Chennai-born Suresh among only 9 non-Chinese named to CAS.
By Deepak Chitnis
WASHINGTON, DC: Subra Suresh, president of Carnegie Mellon University in Pittsburgh, Pennsylvania, has been named as a member of the Chinese Academy of Sciences (CAS), a rare and highly coveted distinction within the academic fraternity.
Membership in the CAS is China’s highest academic honor, bestowed on anyone in the fields of science and technology, regardless of their country of origin. Suresh, 57, was one of just nine people not of Chinese origin to be extended an invitation to join the CAS, which will have its annual meeting this May in the Chinese capital of Beijing.
In deciding to invite Suresh, the CAS noted his extensive contributions in the fields of scientific and engineering research, particularly in his work with the US National Science Foundation and his tenure with the Global Research Council.
Born in Chennai in 1956, Suresh earned his Bachelor of Technology degree from the Indian Institute of Technology, Madras. He then came to the US and earned his master’s degree from Iowa State University, and his Ph.D. from the Massachusetts Institute of Technology (MIT). He did his post-doctoral research at the University of California at Berkeley, specifically the Lawrence Berkeley National Laboratory.

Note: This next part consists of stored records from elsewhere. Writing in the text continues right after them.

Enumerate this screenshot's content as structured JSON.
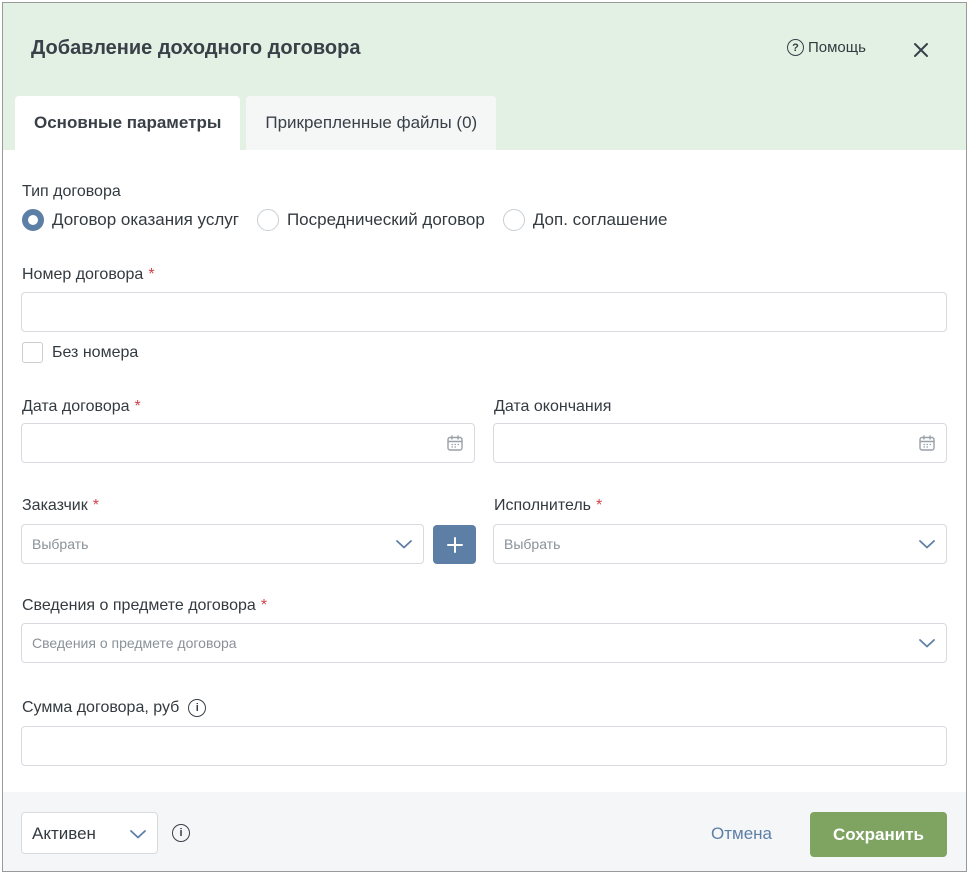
{
  "dialog": {
    "title": "Добавление доходного договора",
    "help_label": "Помощь"
  },
  "tabs": [
    {
      "label": "Основные параметры",
      "active": true
    },
    {
      "label": "Прикрепленные файлы (0)",
      "active": false
    }
  ],
  "contract_type": {
    "label": "Тип договора",
    "options": [
      {
        "label": "Договор оказания услуг",
        "checked": true
      },
      {
        "label": "Посреднический договор",
        "checked": false
      },
      {
        "label": "Доп. соглашение",
        "checked": false
      }
    ]
  },
  "contract_number": {
    "label": "Номер договора",
    "required_mark": "*",
    "value": "",
    "no_number_label": "Без номера"
  },
  "contract_date": {
    "label": "Дата договора",
    "required_mark": "*",
    "value": ""
  },
  "end_date": {
    "label": "Дата окончания",
    "value": ""
  },
  "customer": {
    "label": "Заказчик",
    "required_mark": "*",
    "placeholder": "Выбрать"
  },
  "executor": {
    "label": "Исполнитель",
    "required_mark": "*",
    "placeholder": "Выбрать"
  },
  "subject": {
    "label": "Сведения о предмете договора",
    "required_mark": "*",
    "placeholder": "Сведения о предмете договора"
  },
  "amount": {
    "label": "Сумма договора, руб",
    "value": ""
  },
  "footer": {
    "status_value": "Активен",
    "cancel_label": "Отмена",
    "save_label": "Сохранить"
  },
  "colors": {
    "header_bg": "#e3f1e5",
    "accent_blue": "#5e7fa5",
    "save_green": "#7fa462",
    "required_red": "#d2424a"
  },
  "icons": [
    "help-icon",
    "close-icon",
    "calendar-icon",
    "chevron-down-icon",
    "plus-icon",
    "info-icon"
  ]
}
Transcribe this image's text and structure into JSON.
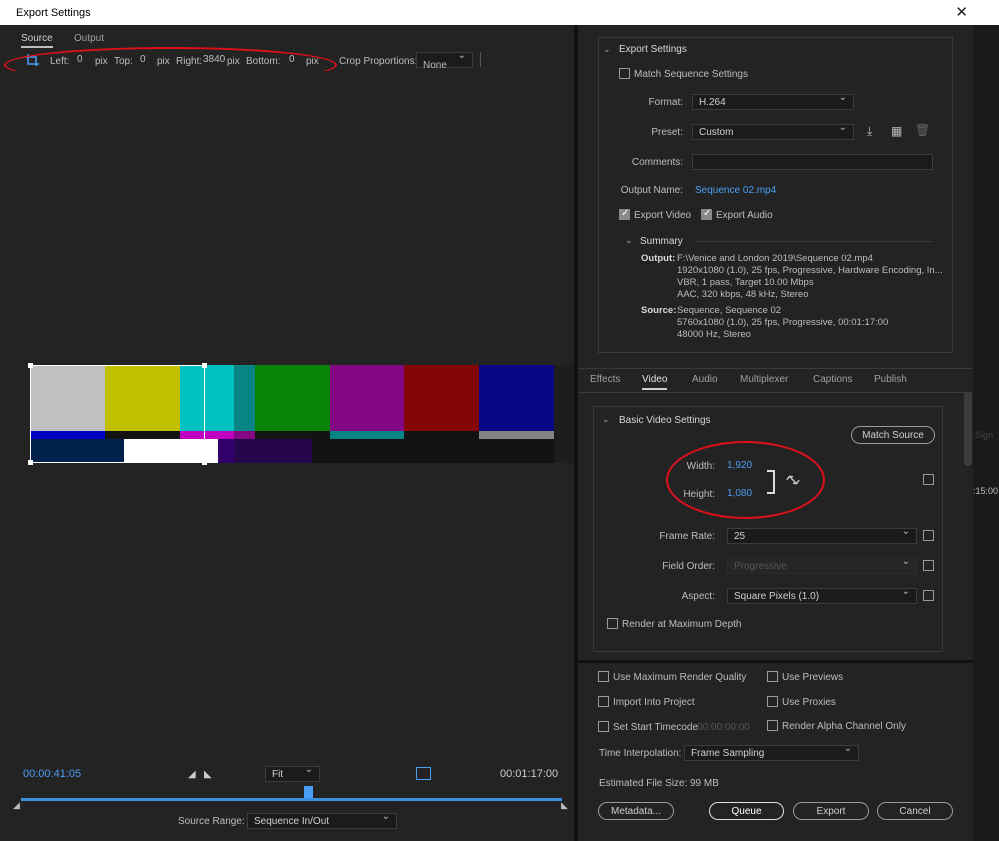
{
  "window": {
    "title": "Export Settings",
    "close_icon": "close-icon"
  },
  "left_tabs": [
    "Source",
    "Output"
  ],
  "crop": {
    "left_label": "Left:",
    "left_value": "0",
    "left_unit": "pix",
    "top_label": "Top:",
    "top_value": "0",
    "top_unit": "pix",
    "right_label": "Right:",
    "right_value": "3840",
    "right_unit": "pix",
    "bottom_label": "Bottom:",
    "bottom_value": "0",
    "bottom_unit": "pix",
    "proportions_label": "Crop Proportions:",
    "proportions_value": "None"
  },
  "timeline": {
    "current_time": "00:00:41:05",
    "zoom": "Fit",
    "duration": "00:01:17:00",
    "source_range_label": "Source Range:",
    "source_range_value": "Sequence In/Out",
    "playhead_fraction": 0.53
  },
  "export_settings": {
    "header": "Export Settings",
    "match_sequence": "Match Sequence Settings",
    "format_label": "Format:",
    "format_value": "H.264",
    "preset_label": "Preset:",
    "preset_value": "Custom",
    "comments_label": "Comments:",
    "output_name_label": "Output Name:",
    "output_name_value": "Sequence 02.mp4",
    "export_video": "Export Video",
    "export_audio": "Export Audio",
    "summary_header": "Summary",
    "output_label": "Output:",
    "output_lines": [
      "F:\\Venice and London 2019\\Sequence 02.mp4",
      "1920x1080 (1.0), 25 fps, Progressive, Hardware Encoding, In...",
      "VBR, 1 pass, Target 10.00 Mbps",
      "AAC, 320 kbps, 48 kHz, Stereo"
    ],
    "source_label": "Source:",
    "source_lines": [
      "Sequence, Sequence 02",
      "5760x1080 (1.0), 25 fps, Progressive, 00:01:17:00",
      "48000 Hz, Stereo"
    ]
  },
  "settings_tabs": [
    "Effects",
    "Video",
    "Audio",
    "Multiplexer",
    "Captions",
    "Publish"
  ],
  "video": {
    "header": "Basic Video Settings",
    "match_source": "Match Source",
    "width_label": "Width:",
    "width_value": "1,920",
    "height_label": "Height:",
    "height_value": "1,080",
    "frame_rate_label": "Frame Rate:",
    "frame_rate_value": "25",
    "field_order_label": "Field Order:",
    "field_order_value": "Progressive",
    "aspect_label": "Aspect:",
    "aspect_value": "Square Pixels (1.0)",
    "render_max_depth": "Render at Maximum Depth"
  },
  "bottom": {
    "use_max_render": "Use Maximum Render Quality",
    "use_previews": "Use Previews",
    "import_project": "Import Into Project",
    "use_proxies": "Use Proxies",
    "set_start_tc": "Set Start Timecode",
    "start_tc_value": "00:00:00:00",
    "render_alpha": "Render Alpha Channel Only",
    "time_interp_label": "Time Interpolation:",
    "time_interp_value": "Frame Sampling",
    "est_size_label": "Estimated File Size:",
    "est_size_value": "99 MB",
    "metadata_btn": "Metadata...",
    "queue_btn": "Queue",
    "export_btn": "Export",
    "cancel_btn": "Cancel"
  },
  "background_app": {
    "peek_label": "Sign",
    "peek_time": ":15:00"
  },
  "colors": {
    "accent": "#4a9ff5",
    "annotation": "#e0101a"
  }
}
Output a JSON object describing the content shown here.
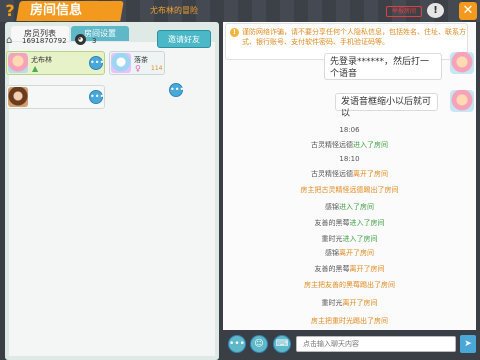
{
  "header": {
    "title": "房间信息",
    "subtitle": "尤布林的冒险",
    "report_label": "举报房间"
  },
  "tabs": [
    {
      "label": "房员列表"
    },
    {
      "label": "房间设置"
    }
  ],
  "room": {
    "id": "1691870792",
    "player_count": "3",
    "invite_label": "邀请好友"
  },
  "players": [
    {
      "name": "尤布林",
      "score": ""
    },
    {
      "name": "落茶",
      "score": "114"
    },
    {
      "name": "",
      "score": ""
    }
  ],
  "chat": {
    "notice": "谨防网络诈骗，请不要分享任何个人隐私信息，包括姓名、住址、联系方式、银行账号、支付软件密码、手机验证码等。",
    "messages": [
      {
        "text": "先登录******，然后打一个语音"
      },
      {
        "text": "发语音框缩小以后就可以"
      }
    ],
    "events": [
      {
        "type": "time",
        "text": "18:06"
      },
      {
        "actor": "古灵精怪远德",
        "action": "进入了房间",
        "kind": "join"
      },
      {
        "type": "time",
        "text": "18:10"
      },
      {
        "actor": "古灵精怪远德",
        "action": "离开了房间",
        "kind": "leave"
      },
      {
        "actor": "房主把古灵精怪远德",
        "action": "踢出了房间",
        "kind": "leave"
      },
      {
        "actor": "感锦",
        "action": "进入了房间",
        "kind": "join"
      },
      {
        "actor": "友善的黑莓",
        "action": "进入了房间",
        "kind": "join"
      },
      {
        "actor": "重时光",
        "action": "进入了房间",
        "kind": "join"
      },
      {
        "actor": "感锦",
        "action": "离开了房间",
        "kind": "leave"
      },
      {
        "actor": "友善的黑莓",
        "action": "离开了房间",
        "kind": "leave"
      },
      {
        "actor": "房主把友善的黑莓",
        "action": "踢出了房间",
        "kind": "leave"
      },
      {
        "actor": "重时光",
        "action": "离开了房间",
        "kind": "leave"
      },
      {
        "actor": "房主把重时光",
        "action": "踢出了房间",
        "kind": "leave"
      }
    ],
    "input_placeholder": "点击输入聊天内容"
  },
  "colors": {
    "accent": "#f39a1e",
    "teal": "#5fb8c8",
    "join": "#43a047",
    "leave": "#e08a20"
  }
}
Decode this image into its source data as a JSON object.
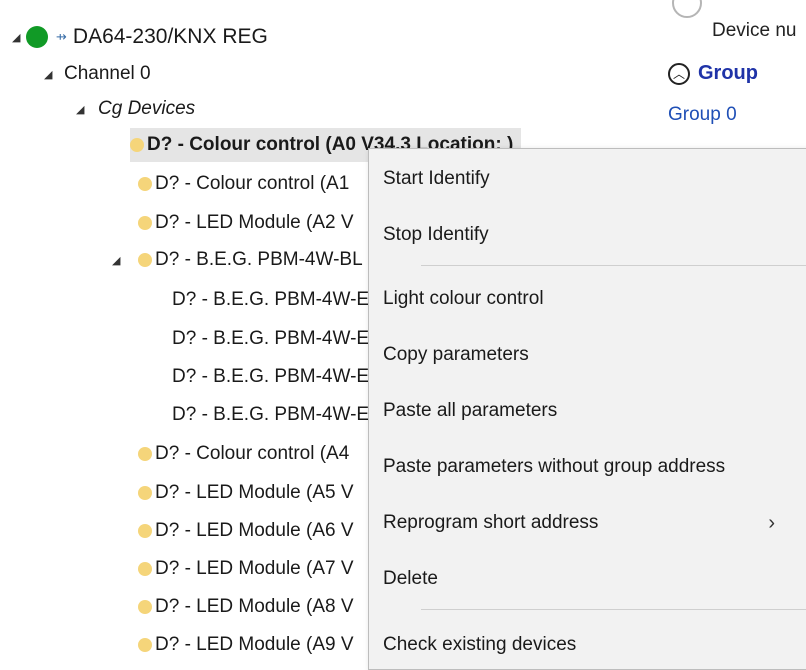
{
  "tree": {
    "root": {
      "label": "DA64-230/KNX REG",
      "status_color": "#119a26"
    },
    "channel": {
      "label": "Channel 0"
    },
    "group": {
      "label": "Cg Devices"
    },
    "devices": [
      {
        "label": "D? - Colour control (A0 V34.3 Location: )",
        "selected": true
      },
      {
        "label": "D? - Colour control (A1"
      },
      {
        "label": "D? - LED Module (A2 V"
      },
      {
        "label": "D? - B.E.G. PBM-4W-BL",
        "expanded": true
      },
      {
        "label": "D? - B.E.G. PBM-4W-E",
        "child": true
      },
      {
        "label": "D? - B.E.G. PBM-4W-E",
        "child": true
      },
      {
        "label": "D? - B.E.G. PBM-4W-E",
        "child": true
      },
      {
        "label": "D? - B.E.G. PBM-4W-E",
        "child": true
      },
      {
        "label": "D? - Colour control (A4"
      },
      {
        "label": "D? - LED Module (A5 V"
      },
      {
        "label": "D? - LED Module (A6 V"
      },
      {
        "label": "D? - LED Module (A7 V"
      },
      {
        "label": "D? - LED Module (A8 V"
      },
      {
        "label": "D? - LED Module (A9 V"
      }
    ]
  },
  "right_pane": {
    "device_number_label": "Device nu",
    "group_section": {
      "title": "Group",
      "item": "Group 0"
    }
  },
  "context_menu": {
    "items": [
      {
        "label": "Start Identify"
      },
      {
        "label": "Stop Identify"
      },
      {
        "label": "Light colour control"
      },
      {
        "label": "Copy parameters"
      },
      {
        "label": "Paste all parameters"
      },
      {
        "label": "Paste parameters without group address"
      },
      {
        "label": "Reprogram short address",
        "has_submenu": true
      },
      {
        "label": "Delete"
      },
      {
        "label": "Check existing devices"
      }
    ],
    "submenu_arrow": "›"
  },
  "colors": {
    "device_dot": "#f5d57a",
    "group_title": "#1f33a8",
    "selection_bg": "#e5e5e5"
  }
}
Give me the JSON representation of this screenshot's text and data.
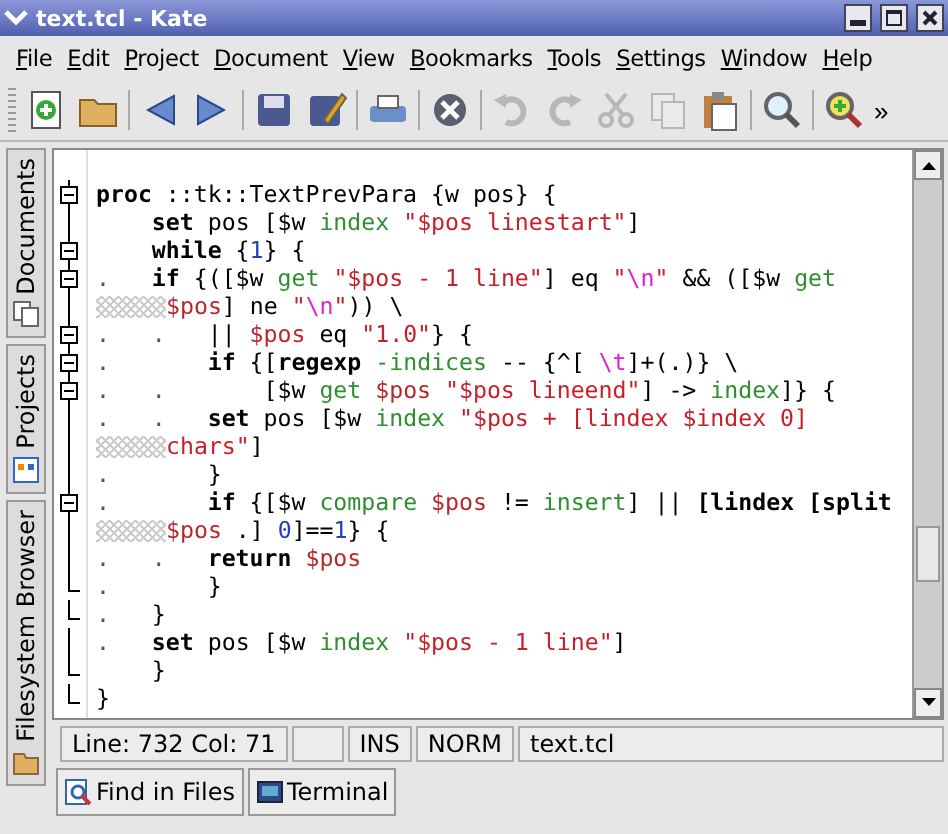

In 1983, he joined Brown University as an assistant professor of engineering, eventually becoming an associate professor with tenure in 1986 and finally a full professor in 1989. He became the Dean of Engineering at MIT in 2007 after holding positions in the school’s departments of mechanical engineering, biological engineering, and others.
President Barack Obama nominated Suresh to be director of the National Science Foundation (NSF) in June of 2010, for which he was unanimously confirmed. During his time as the head of the NSF, he guided the government-independent organization with an annual budget of $7 billion; during the 2012 fiscal year, Suresh was in charge of 300,000 employees, spread across 1,895 institutions.
He became Carnegie Mellon’s ninth president on July 1 of last year, and holds faculty positions in the departments of material science and engineering, engineering and public policy, biomedical engineering, and the school’s Heinz College, which is CMU’s public policy school.